Asgar Shakoor Patel Image Credit: Supplied

Dubai: A constant refrain by local SMEs is that they are starved of third-party funding support during the formative years of the business. And whatever funds are available tend to be from government or semi-government sources.

This begs the question: What is the private sector doing to support SME initiatives?

A lot, if Asgar Shakoor Patel, chairman of House of Patels, has anything to do with it. He is putting together a funding programme that will look at start-ups or businesses in their early years and he is putting in his own money to make it happen.

So will the funding take the form of microfinance or be a more complex private equity play?

"You can call it by any name, but the concept is to support SMEs with equity capital in their earlier years," Patel said.

"If they take on debt, it will involve servicing cost, hence our idea of providing equity.
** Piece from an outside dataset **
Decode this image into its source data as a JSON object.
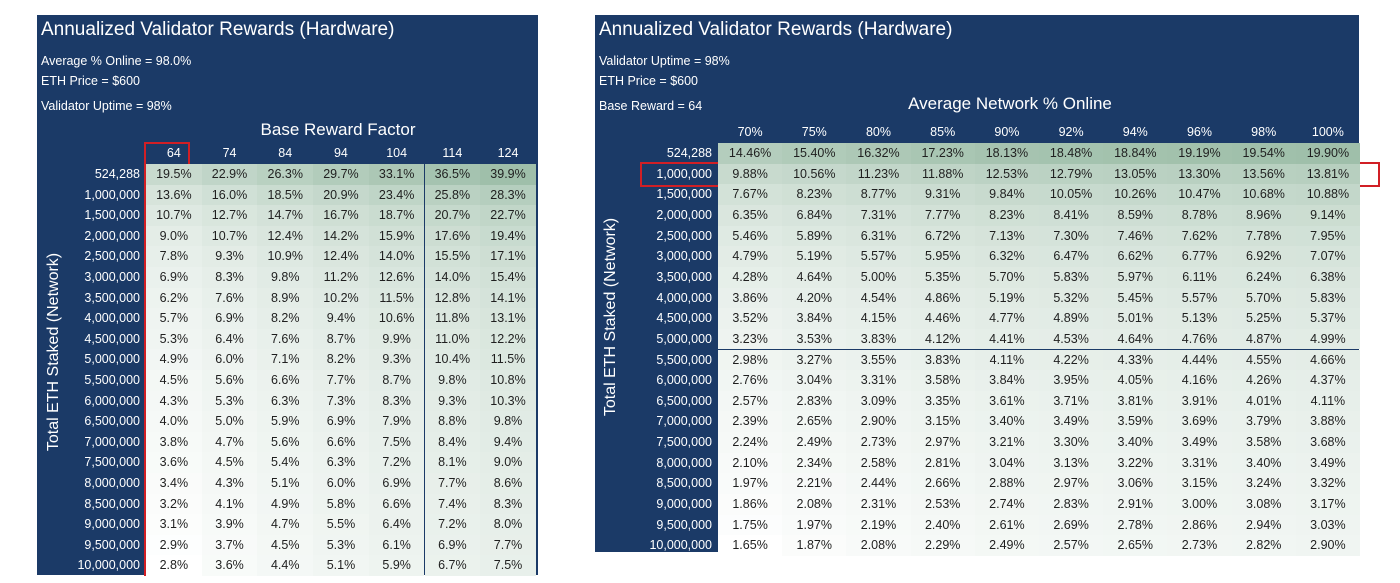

Once they turn profitable and are capable of standing on their own legs, we will exit as they can either plough in funds generated by them or banks will be willing to help. Yes, we want to restrict our participation to a certain scale, but still good enough to see the enterprise through the infant years," he said.

The funding initiative will be a solo effort by the House of Patels, at least initially. Going forward, if the model turns out to be profitable and more funds are required, partnerships would be considered. The structuring of the funding programme is being decided, but ideally would have a five- to ten-year horizon.
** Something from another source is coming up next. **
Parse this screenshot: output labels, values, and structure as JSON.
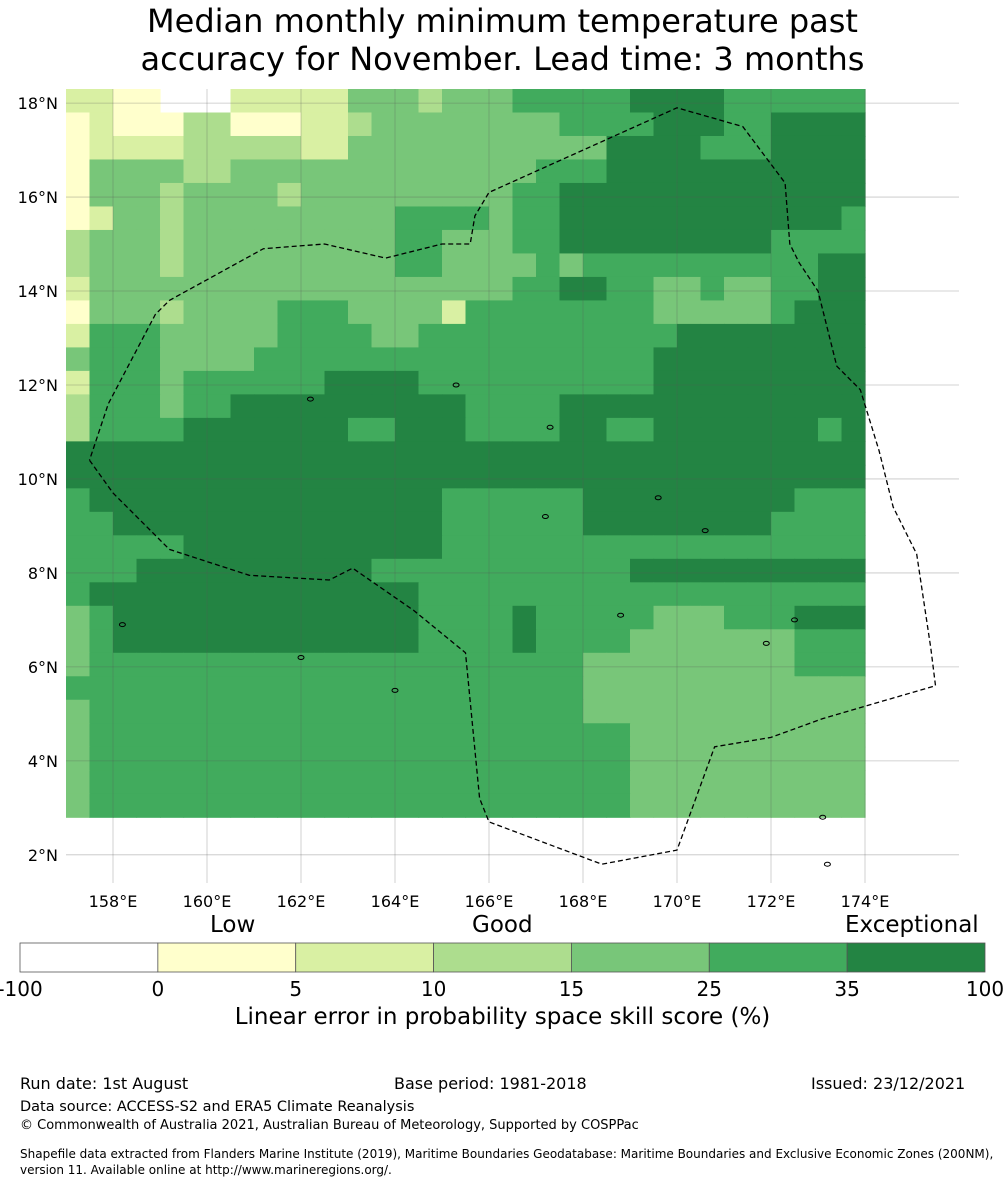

To raise funds should not be an issue for the House of Patels, a diversified group that has interests in logistics, financial services and construction and operations straddling multiple markets.

A $1 billion (Dh3.6 billion) enterprise marking its 50th year of operations, it employs more than 10,000 people and has group entities publicly listed on the Indian stock market.

What should a candidate SME be to get the fund's promoter interested?

"Basically we are looking at companies that need bridge finance until they are capable of accessing bank funds or internally generate sufficient funds," said Patel.

"We may also be able to add value to companies who are in finance, forex, construction and logistics among other sectors — by bringing in expertise from our Indian companies who have experience in these fields."

The intention is to take equity as that works to keep the costs down for the small business compared to taking out a debt and then having to service it.

And the funding parameters can be stretched where necessary to "look at companies that have been in operation for a few years and seek financial support," Patel added.

In the current market situation, access to credit and credit terms are rated as "dispiriting" to "enough to get through the immediate needs", depending on feedback from local business owners.

Local banks are certainly more active in the space, but the turnaround time for a business owner to actually get his hands on the funds is an area that could do with some improvement.

Patel expresses no surprise at the situation.

"As credit conditions remain relatively difficult, SMEs are expected to face credit challenges," he said.

"However, these problems are not simply on account of the recent credit crunch. SMEs in particular are known to face difficulties in getting finance," he said.

"The factors that motivate banks to engage in SME lending include the potential profitability of the SME market, the saturation of the large corporate market, the need to enhance returns and the desire to diversify risks. But the share of lending to SMEs in the total lending in the GCC are substantially below the banks' own long-run targets. The average share of SME lending is consistently low across all GCC countries," he added.

"It reflects to a large extent the structure of oil-based economies — less diversified, dominated by very large enterprises, and characterised by appreciated exchange rates and small non-oil traded sectors. There is substantial scope and huge potential for financing of SMEs."

Access to credit

Financial limitations

Surveys by the World Bank and Union of Arab Banks show that only a marginal percentage of SMEs have access to loans or a line of credit compared to large firms. In fact, 20 per cent of SMEs in the Mena territory have loans or a line of credit, a significantly lower share than in all other regions except Africa.

"There are many entrepreneurs from Asia and the GCC who have started companies in the UAE," said Asgar Shakoor Patel.

"They have set up restaurants, educational institutions, pharmacies, supermarkets, medical clinics among other such businesses. After a couple of years they find it difficult to continue due to financial constraints and lack of credit lines from banks."


Business savvy

Asgar Shakoor Patel has form when it comes to launching a business and then selling equity to a strategic investor.

The House of Patels owned the Wall Street Exchange which eventually grew into a nine branch network in the UAE. Emirates Post thereafter acquired a 60 per cent stake in the financial services firm.

"It is not possible to hold all the good cards in life — what is important is how well you play with the cards you hold," Patel said.